The school’s latest financial statement said insurers have covered $30 million in costs, while other insurance claims remain pending. Penn State says donations, student tuition, and taxpayer funds aren’t being used to pay uninsured costs, including legal expenses. Instead, the school is relying on interest revenue from university loans.
The school also was hit in November with a $2.4 million fine from a federal investigation, started immediately after Sandusky was arrested, that concluded the university repeatedly violated campus crime reporting requirements.
A look at where some of the other pending Sandusky-related matters stand:
Administrators’ Criminal Case
A senior judge sitting in Harrisburg is considering a request by three former high-ranking Penn State administrators to throw out their criminal charges, following an oral argument that was held in Harrisburg in October.

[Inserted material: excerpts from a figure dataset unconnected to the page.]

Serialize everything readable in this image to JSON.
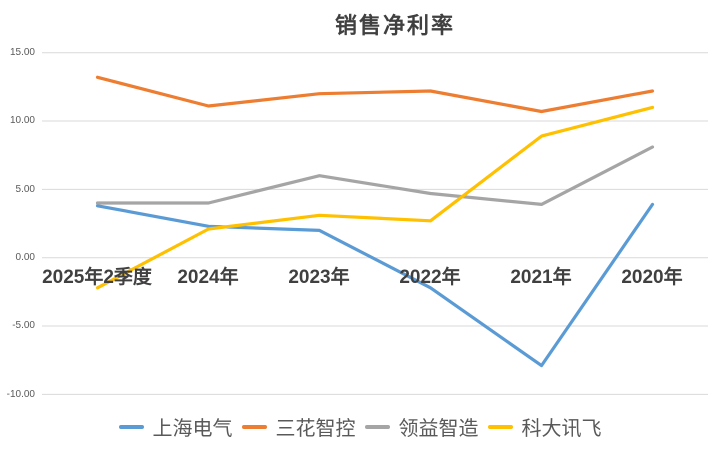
{
  "title": "销售净利率",
  "chart_data": {
    "type": "line",
    "categories": [
      "2025年2季度",
      "2024年",
      "2023年",
      "2022年",
      "2021年",
      "2020年"
    ],
    "series": [
      {
        "name": "上海电气",
        "color": "#5B9BD5",
        "values": [
          3.8,
          2.3,
          2.0,
          -2.2,
          -7.9,
          3.9
        ]
      },
      {
        "name": "三花智控",
        "color": "#ED7D31",
        "values": [
          13.2,
          11.1,
          12.0,
          12.2,
          10.7,
          12.2
        ]
      },
      {
        "name": "领益智造",
        "color": "#A5A5A5",
        "values": [
          4.0,
          4.0,
          6.0,
          4.7,
          3.9,
          8.1
        ]
      },
      {
        "name": "科大讯飞",
        "color": "#FFC000",
        "values": [
          -2.2,
          2.1,
          3.1,
          2.7,
          8.9,
          11.0
        ]
      }
    ],
    "ylim": [
      -10,
      15
    ],
    "ytick_step": 5,
    "ytick_labels": [
      "15.00",
      "10.00",
      "5.00",
      "0.00",
      "-5.00",
      "-10.00"
    ],
    "xlabel": "",
    "ylabel": "",
    "grid": true,
    "legend_position": "bottom",
    "colors": {
      "gridline": "#D9D9D9",
      "axis_text": "#595959",
      "category_text": "#404040",
      "title_text": "#404040"
    }
  }
}
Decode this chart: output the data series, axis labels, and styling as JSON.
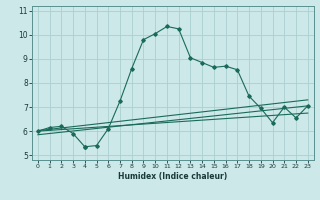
{
  "xlabel": "Humidex (Indice chaleur)",
  "background_color": "#cce8e8",
  "grid_color": "#aad0d0",
  "line_color": "#1a6a5a",
  "xlim": [
    -0.5,
    23.5
  ],
  "ylim": [
    4.8,
    11.2
  ],
  "xticks": [
    0,
    1,
    2,
    3,
    4,
    5,
    6,
    7,
    8,
    9,
    10,
    11,
    12,
    13,
    14,
    15,
    16,
    17,
    18,
    19,
    20,
    21,
    22,
    23
  ],
  "yticks": [
    5,
    6,
    7,
    8,
    9,
    10,
    11
  ],
  "series1_x": [
    0,
    1,
    2,
    3,
    4,
    4,
    5,
    6,
    7,
    8,
    9,
    10,
    11,
    12,
    13,
    14,
    15,
    16,
    17,
    18,
    19,
    20,
    21,
    22,
    23
  ],
  "series1_y": [
    6.0,
    6.15,
    6.2,
    5.9,
    5.35,
    5.35,
    5.4,
    6.1,
    7.25,
    8.6,
    9.8,
    10.05,
    10.35,
    10.25,
    9.05,
    8.85,
    8.65,
    8.7,
    8.55,
    7.45,
    6.95,
    6.35,
    7.0,
    6.55,
    7.05
  ],
  "series2_x": [
    0,
    23
  ],
  "series2_y": [
    6.02,
    7.3
  ],
  "series3_x": [
    0,
    23
  ],
  "series3_y": [
    5.85,
    7.05
  ],
  "series4_x": [
    0,
    23
  ],
  "series4_y": [
    6.0,
    6.75
  ]
}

Former Penn State President Graham Spanier, former Athletic Director Tim Curley and former Vice President Gary Schultz are accused of not responding properly to McQueary’s 2001 complaint that Sandusky was sexually abusing a boy in a team shower. They are also accused of putting children in danger.
The attorney general’s office wants to add a new count, of conspiracy to commit endangering the welfare of children, against all three defendants. Judge John Boccabella has not indicated when he might rule.

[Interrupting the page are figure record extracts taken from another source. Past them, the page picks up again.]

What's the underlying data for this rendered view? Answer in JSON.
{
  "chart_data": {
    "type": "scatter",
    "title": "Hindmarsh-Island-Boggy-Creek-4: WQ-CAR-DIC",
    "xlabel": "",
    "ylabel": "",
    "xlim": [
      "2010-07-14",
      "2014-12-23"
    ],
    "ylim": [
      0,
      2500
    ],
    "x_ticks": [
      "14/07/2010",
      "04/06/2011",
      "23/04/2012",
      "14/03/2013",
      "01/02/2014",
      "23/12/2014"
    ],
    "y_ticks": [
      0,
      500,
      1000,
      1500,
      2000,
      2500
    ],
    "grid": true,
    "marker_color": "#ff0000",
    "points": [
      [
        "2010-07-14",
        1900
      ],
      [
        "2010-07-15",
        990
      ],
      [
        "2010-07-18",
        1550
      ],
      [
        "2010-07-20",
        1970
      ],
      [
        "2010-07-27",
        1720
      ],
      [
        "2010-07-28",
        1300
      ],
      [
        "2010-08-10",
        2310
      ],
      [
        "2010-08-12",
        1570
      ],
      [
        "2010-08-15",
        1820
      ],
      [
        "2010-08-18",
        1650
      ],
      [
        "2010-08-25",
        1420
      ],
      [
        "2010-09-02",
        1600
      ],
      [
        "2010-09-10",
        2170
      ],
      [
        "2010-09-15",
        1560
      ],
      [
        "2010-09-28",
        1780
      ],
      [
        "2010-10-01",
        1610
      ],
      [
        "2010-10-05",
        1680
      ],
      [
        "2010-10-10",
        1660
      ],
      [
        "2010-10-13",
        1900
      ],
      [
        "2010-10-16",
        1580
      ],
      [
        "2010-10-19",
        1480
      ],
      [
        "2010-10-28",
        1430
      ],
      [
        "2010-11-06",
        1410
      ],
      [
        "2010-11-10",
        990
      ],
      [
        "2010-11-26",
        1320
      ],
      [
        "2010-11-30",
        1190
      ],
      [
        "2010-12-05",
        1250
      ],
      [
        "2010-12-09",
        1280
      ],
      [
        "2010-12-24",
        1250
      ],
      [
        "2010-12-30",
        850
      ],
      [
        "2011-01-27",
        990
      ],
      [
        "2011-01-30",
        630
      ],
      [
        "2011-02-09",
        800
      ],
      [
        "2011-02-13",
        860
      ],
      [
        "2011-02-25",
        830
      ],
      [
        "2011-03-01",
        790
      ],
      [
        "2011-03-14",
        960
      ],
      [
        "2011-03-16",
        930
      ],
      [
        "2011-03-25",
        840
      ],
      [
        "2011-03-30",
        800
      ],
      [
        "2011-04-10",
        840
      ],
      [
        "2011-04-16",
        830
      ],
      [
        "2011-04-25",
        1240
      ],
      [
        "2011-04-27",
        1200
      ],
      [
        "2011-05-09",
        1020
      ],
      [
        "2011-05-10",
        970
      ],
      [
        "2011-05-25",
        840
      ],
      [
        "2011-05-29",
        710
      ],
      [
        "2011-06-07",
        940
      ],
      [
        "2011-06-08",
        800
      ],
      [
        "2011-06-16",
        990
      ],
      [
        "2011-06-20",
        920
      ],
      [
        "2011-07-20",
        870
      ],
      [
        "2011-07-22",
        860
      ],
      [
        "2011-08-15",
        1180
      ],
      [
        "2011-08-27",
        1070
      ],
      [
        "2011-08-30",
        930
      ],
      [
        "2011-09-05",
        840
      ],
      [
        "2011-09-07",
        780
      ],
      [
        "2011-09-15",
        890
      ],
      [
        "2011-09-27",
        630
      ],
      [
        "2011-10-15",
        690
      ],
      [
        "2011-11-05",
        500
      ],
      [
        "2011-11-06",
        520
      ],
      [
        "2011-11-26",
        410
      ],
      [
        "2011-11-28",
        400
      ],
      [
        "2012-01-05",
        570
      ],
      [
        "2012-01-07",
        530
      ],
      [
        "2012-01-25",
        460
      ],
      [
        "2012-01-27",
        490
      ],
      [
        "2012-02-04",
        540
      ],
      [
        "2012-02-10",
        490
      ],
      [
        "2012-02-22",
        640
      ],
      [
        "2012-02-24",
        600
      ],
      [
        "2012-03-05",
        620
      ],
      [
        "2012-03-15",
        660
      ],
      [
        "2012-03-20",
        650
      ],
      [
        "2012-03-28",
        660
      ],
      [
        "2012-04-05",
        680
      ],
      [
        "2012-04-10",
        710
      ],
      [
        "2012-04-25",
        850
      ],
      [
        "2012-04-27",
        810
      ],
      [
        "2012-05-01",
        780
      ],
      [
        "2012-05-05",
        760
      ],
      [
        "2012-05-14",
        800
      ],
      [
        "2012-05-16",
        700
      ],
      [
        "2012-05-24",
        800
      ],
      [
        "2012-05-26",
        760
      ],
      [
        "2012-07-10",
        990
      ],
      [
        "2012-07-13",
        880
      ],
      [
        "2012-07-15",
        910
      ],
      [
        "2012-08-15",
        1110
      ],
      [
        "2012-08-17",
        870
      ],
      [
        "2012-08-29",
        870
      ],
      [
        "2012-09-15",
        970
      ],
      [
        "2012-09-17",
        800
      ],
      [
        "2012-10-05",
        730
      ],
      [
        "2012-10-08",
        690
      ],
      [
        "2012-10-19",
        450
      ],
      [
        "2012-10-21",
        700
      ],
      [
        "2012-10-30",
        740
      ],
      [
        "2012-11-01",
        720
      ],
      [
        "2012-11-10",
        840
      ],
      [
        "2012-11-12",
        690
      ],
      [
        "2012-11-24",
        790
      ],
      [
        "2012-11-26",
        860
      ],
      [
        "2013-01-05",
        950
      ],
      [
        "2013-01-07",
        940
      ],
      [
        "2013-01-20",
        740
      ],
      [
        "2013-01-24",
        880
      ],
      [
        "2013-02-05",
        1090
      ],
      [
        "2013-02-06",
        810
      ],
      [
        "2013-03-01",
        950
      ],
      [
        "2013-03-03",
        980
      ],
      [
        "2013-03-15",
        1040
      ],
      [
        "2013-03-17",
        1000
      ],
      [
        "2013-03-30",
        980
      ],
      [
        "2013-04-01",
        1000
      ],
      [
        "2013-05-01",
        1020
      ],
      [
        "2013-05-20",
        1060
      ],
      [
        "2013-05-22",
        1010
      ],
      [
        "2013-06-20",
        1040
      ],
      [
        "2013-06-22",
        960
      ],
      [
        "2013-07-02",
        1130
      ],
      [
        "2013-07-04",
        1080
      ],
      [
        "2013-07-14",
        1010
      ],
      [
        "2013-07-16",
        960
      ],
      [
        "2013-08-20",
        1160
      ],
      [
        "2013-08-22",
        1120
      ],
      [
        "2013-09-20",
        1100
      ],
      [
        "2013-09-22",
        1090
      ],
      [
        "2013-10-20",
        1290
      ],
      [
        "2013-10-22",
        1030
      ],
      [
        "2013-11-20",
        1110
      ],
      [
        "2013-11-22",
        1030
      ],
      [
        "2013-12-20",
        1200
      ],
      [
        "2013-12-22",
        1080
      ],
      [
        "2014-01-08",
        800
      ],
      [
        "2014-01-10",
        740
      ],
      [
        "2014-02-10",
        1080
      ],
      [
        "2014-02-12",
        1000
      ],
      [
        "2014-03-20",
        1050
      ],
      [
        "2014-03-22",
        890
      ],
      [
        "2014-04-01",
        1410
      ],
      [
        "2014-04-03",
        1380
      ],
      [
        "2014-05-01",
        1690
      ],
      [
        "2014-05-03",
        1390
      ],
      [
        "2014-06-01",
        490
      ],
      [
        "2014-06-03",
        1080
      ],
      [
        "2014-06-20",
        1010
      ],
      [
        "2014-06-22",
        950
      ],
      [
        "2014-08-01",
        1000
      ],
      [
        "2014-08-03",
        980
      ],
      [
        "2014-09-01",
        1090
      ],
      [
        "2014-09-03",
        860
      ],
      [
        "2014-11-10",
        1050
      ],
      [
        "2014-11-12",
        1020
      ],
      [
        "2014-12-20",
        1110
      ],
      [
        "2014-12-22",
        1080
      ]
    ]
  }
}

The three men have consistently maintained their innocence.
Sandusky is serving a 30- to 60-year sentence in Greene State Prison on a 45-count conviction for sexual abuse of 10 boys, and he is currently pursuing an appeal in county court near State College.
In November, the judge handling that appeal – Judge John Cleland, who was also the trial judge – took himself off the case after Sandusky’s lawyers raised objections to Cleland’s role in a December 2011 meeting in a hotel the night before Sandusky waived a preliminary hearing.

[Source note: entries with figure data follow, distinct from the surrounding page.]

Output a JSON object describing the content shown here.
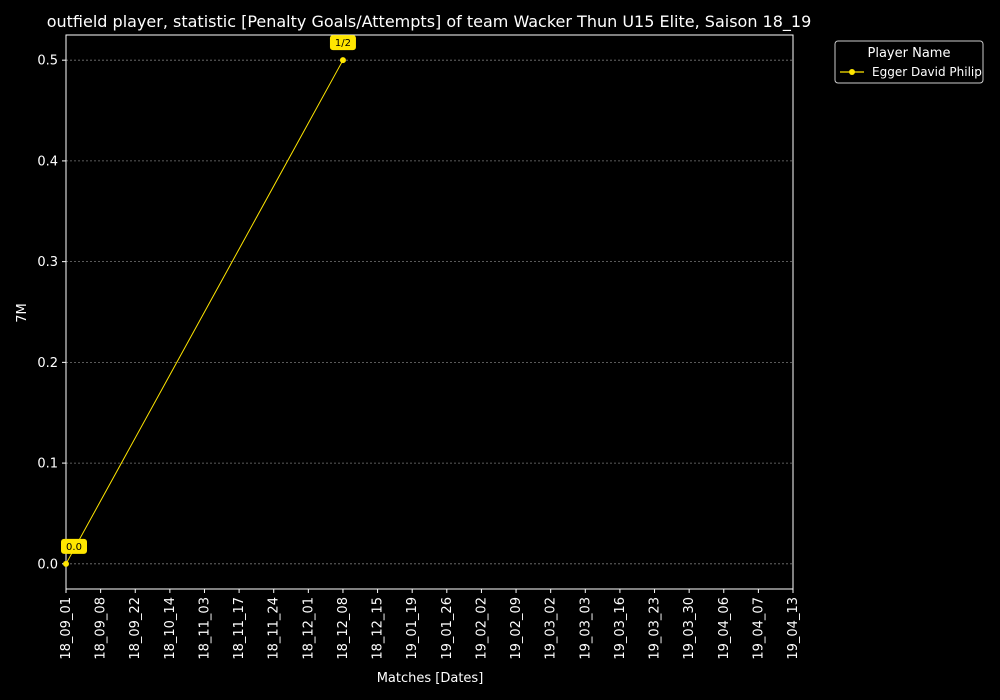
{
  "chart_data": {
    "type": "line",
    "title": "outfield player, statistic [Penalty Goals/Attempts] of team Wacker Thun U15 Elite, Saison 18_19",
    "xlabel": "Matches [Dates]",
    "ylabel": "7M",
    "categories": [
      "18_09_01",
      "18_09_08",
      "18_09_22",
      "18_10_14",
      "18_11_03",
      "18_11_17",
      "18_11_24",
      "18_12_01",
      "18_12_08",
      "18_12_15",
      "19_01_19",
      "19_01_26",
      "19_02_02",
      "19_02_09",
      "19_03_02",
      "19_03_03",
      "19_03_16",
      "19_03_23",
      "19_03_30",
      "19_04_06",
      "19_04_07",
      "19_04_13"
    ],
    "ylim": [
      -0.025,
      0.525
    ],
    "yticks": [
      0.0,
      0.1,
      0.2,
      0.3,
      0.4,
      0.5
    ],
    "ytick_labels": [
      "0.0",
      "0.1",
      "0.2",
      "0.3",
      "0.4",
      "0.5"
    ],
    "grid": true,
    "legend": {
      "title": "Player Name",
      "placement": "outside-top-right"
    },
    "series": [
      {
        "name": "Egger David Philip",
        "color": "#ffe600",
        "points": [
          {
            "x": "18_09_01",
            "y": 0.0,
            "label": "0.0"
          },
          {
            "x": "18_12_08",
            "y": 0.5,
            "label": "1/2"
          }
        ]
      }
    ]
  }
}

Cleland’s sternly worded order included a footnote saying his review of the 34 issues raised by Sandusky found none of them had merit.
The state court system is working on appointing a new judge, but that decision has not been made.
Spanier V. Penn State
Penn State countersued Spanier last month, saying he violated his employment agreement by not disclosing what he knew about Sandusky before Sandusky’s 2011 arrest. The school is seeking repayment of millions of dollars it has paid him over the past five years.
Spanier’s lawsuit claims the school violated an agreement made when he was pushed out of the top job – days after Sandusky was charged – by making public comments that were critical of him and not living up to promises regarding office space, teaching opportunities and payment of legal costs.
Spanier V. Freeh
A judge has scheduled a hearing later this month in a lawsuit by Spanier against former FBI Director Louis Freeh and his law firm, who were paid by Penn State to produce a 2012 report into how Spanier and other top administrators handled the Sandusky matter.
Judge Robert Eby will hear oral argument in Freeh’s preliminary objections to the lawsuit. Spanier is seeking damages for the reputational and economic harm he alleges resulted from the report.
Paterno V. NCAA
The family of former Penn State head coach Joe Paterno is suing the NCAA, saying it damaged the Paterno estate’s commercial interests by relying on conclusions about Paterno in the Freeh report. Two former Paterno assistants, son Jay Paterno and Bill Kenney, are also suing, saying they have not been able to find comparable work because of the Freeh report. The most recent action in that case involved a dispute over subpoenas. Paterno died in 2012.